If the point of exercise is to lose weight but the pounds are multiplying instead, make sure you are eating the right kinds of food. Exercise burns energy, and that energy must be replenished. Try having several small meals during the day instead of three larger meals. Keep a food diary to see exactly where you might be falling off the nutrition wagon. For example, while a percentage of the daily diet should be from fats, half to two-thirds of those fats should be polyunsaturated or monounsaturated -- the so-called good fats. A nutritious plan, whether for weight-loss or health maintenance, should be heavy on vegetables, fruits and grains and light on meat. Gaining weight while exercising heavily may indicate a subconscious decision to overeat, as if the exercise makes up for the extra calories. Make sure the calories consumed are the most nutritious available and that you do not consume more than is healthy for the weight you want to reach or maintain.

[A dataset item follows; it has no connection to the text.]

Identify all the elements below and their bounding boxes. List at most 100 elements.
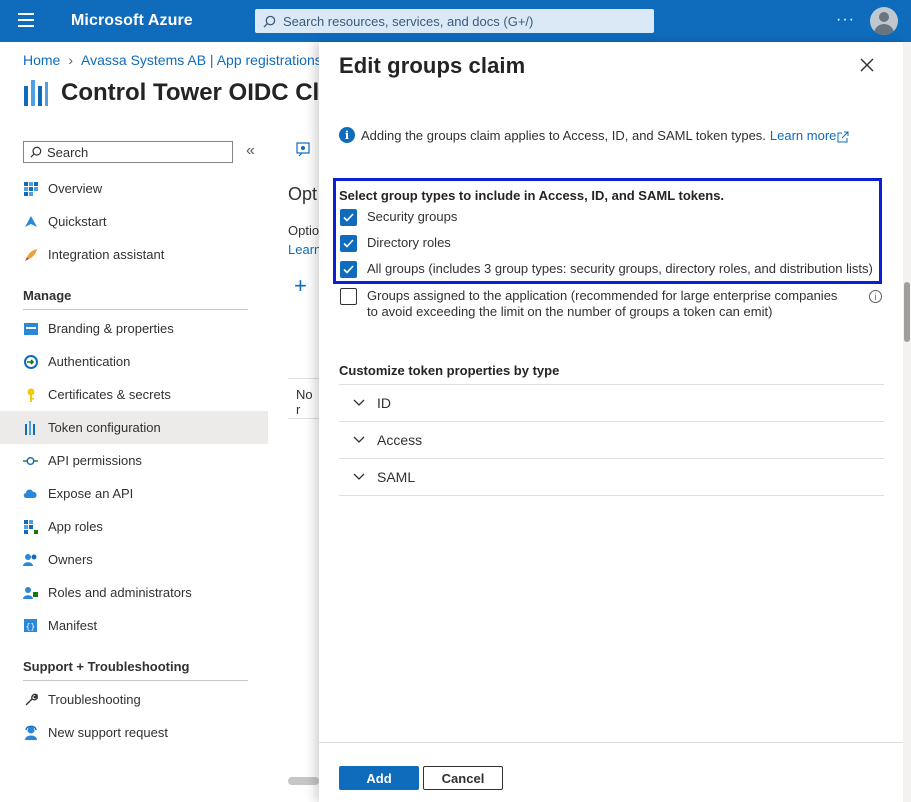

Over-exercising can cause changes in hormone levels, including testosterone and cortisol. Upsetting the body's hormone balance with overtraining can signal the body to burn muscle instead of fat. As a result, you may notice that lifting the usual amount of weight, running the usual distance and other stamina and strength exercises have become more difficult rather than easier. If it has become almost impossible to finish your usual workout routine, overtraining is the likely culprit. If cortisol levels rise too high and stay elevated for too long, the adrenal glands may stop working properly and as cortisol levels drop below normal, weight gain occurs.
Any activity can be overdone, resulting in too much exercise for the body to handle. Workouts are designed to stress the muscles, causing small tears that the body repairs, which strengthens and builds muscle. The body needs time to adequately repair the damage wrought by exercising. This is called periodization and should be practiced as faithfully as your workouts.
Vary the workout routine and allow enough resting time for recovery to banish both the boomerang weight-gain of over training and to keep the workout from becoming boring for you and your muscles.
Carbohydrate replacement beverages cause a temporary weight gain, according to a study by the Gatorade Institute published in the "Journal of Applied Physiology" in 2010. If using an electrolyte beverage to rehydrate after a workout, wait about four hours before getting on the scales.
If weight-gain despite a more intense or longer workout occurs, something besides bulking muscles may be to blame. Consult a physician to be sure the problem is not OTS, or overtraining syndrome, which can lead to osteoporosis, chronic fatigue, sleep and appetite disturbances and severe electrolyte imbalance.